I have an FSA to which I contribute (for example) $10 per month for a total of $1200 for the year. FSA rules allow me to use the entire $1200 before the end of the year, and the ongoing deductions from my pay will eventually fully fund the account. What happens if I use the entire $1200 before quitting my job on, say June 30? I will have paid in only $600. Am I responsible for the rest?

There is an existing AskMe on this subject, but it’s from 2006 – the rules may not be the same now. In 2006, the answer was that I would not be responsible for fully funding the account.
posted by Dolley to Work & Money (10 answers total) 1 user marked this as a favorite
 
Best answer: Still not.
posted by praemunire at 9:27 AM on March 29, 2017 [2 favorites]


Best answer: Nope. Use it all up!
posted by something something at 9:28 AM on March 29, 2017 [2 favorites]


Best answer: I'm assuming you are talking about a healthcare FSA, and I believe answers above apply for healthcare FSAs only. Other FSAs (dependent care, parking/transit) might have different rules.
posted by ThePinkSuperhero at 9:32 AM on March 29, 2017 [1 favorite]


Best answer: I wasn't here in 2006, so I'll contribute my anecdote.

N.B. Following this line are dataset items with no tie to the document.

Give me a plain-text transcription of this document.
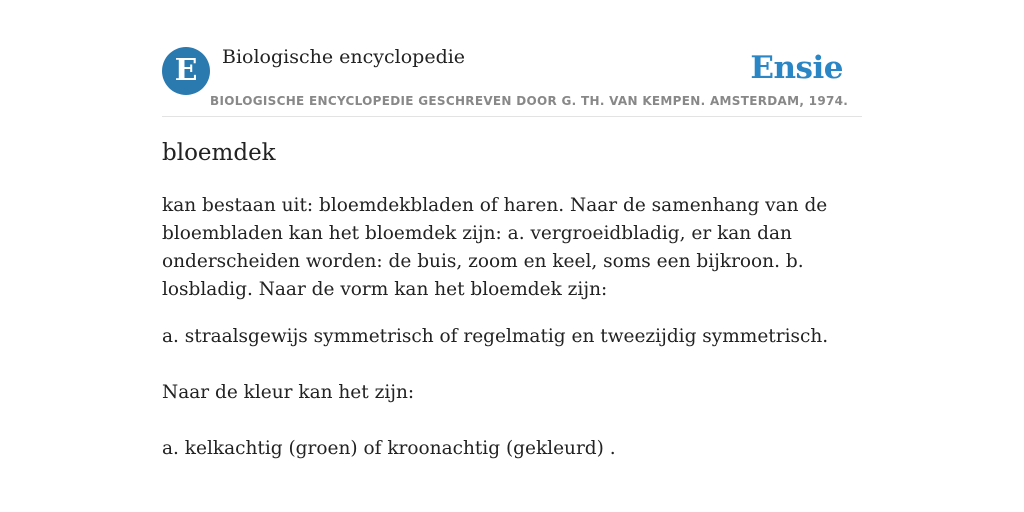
E	Biologische encyclopedie	Ensie
BIOLOGISCHE ENCYCLOPEDIE GESCHREVEN DOOR G. TH. VAN KEMPEN. AMSTERDAM, 1974.
bloemdek
kan bestaan uit: bloemdekbladen of haren. Naar de samenhang van de bloembladen kan het bloemdek zijn: a. vergroeidbladig, er kan dan onderscheiden worden: de buis, zoom en keel, soms een bijkroon. b. losbladig. Naar de vorm kan het bloemdek zijn:
a. straalsgewijs symmetrisch of regelmatig en tweezijdig symmetrisch.
Naar de kleur kan het zijn:
a. kelkachtig (groen) of kroonachtig (gekleurd) .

I quit a job with my healthcare FSA entirely spent, my company withheld the overspent amount from my last paycheck. After weeks of arguing with ex-company's HR about it, I filed a wage claim with my state department of labor. I had a check in the mail a few weeks later. The company got a nasty letter.

tldr: law still stands, know your rights, and complain loudly if they're violated.
posted by JoeZydeco at 9:33 AM on March 29, 2017 [9 favorites]


The other kind of FSA, for dependent care, is pay-as-you-go, so you won't have the full-year balance available anyway.
posted by Huffy Puffy at 9:38 AM on March 29, 2017 [1 favorite]


Best answer: Employee Benefits Manager Here:

FSAs are risky. The risk the employer takes is that you won't spend it all and leave before contributing fully. They are not allowed to recover that money from you.

The risk the employee takes is that they can spend it all before the end of the plan year. Otherwise it is lost.
posted by magnetsphere at 9:51 AM on March 29, 2017 [7 favorites]


Best answer: Yep, +1 for "I've done it and not had to pay it back."
posted by jeffamaphone at 10:37 AM on March 29, 2017 [1 favorite]


Best answer: Just make sure your claims for reimbursement fall within the date ranges you were employed.

(eg my previous job, benefits year ran 01-June to 31-May. I left at the end of July, so I could only submit for expenses incurred in June up to my last day in July. I could submit up to my FSA election, even though I hadn't contributed the full amount.)
posted by k5.user at 11:18 AM on March 29, 2017 [1 favorite]


Best answer: An employer explained to me that the FSA accounts are budgeted in for a whole year of payments per employee. No adjustments are made to account for ones who leave before the year is up. As far as new employees are concerned, the FSA kicked in after three months. The budget accounts for all of this.
posted by Midnight Skulker at 12:31 PM on March 29, 2017 [1 favorite]


Best answer: I left two jobs last year, so I went through this twice. In one job HR told me I had until the end of the year to use up my Healthcare FSA, and I got the full amount even though I had only contributed for 7 months. Then I lasted 50 days at a job, and the outsourced HR told me I had until the end of the next month to use up the full amount, even though I had only contributed for 2 months.

And that is how I ended up with 2.5 years worth of contact lens.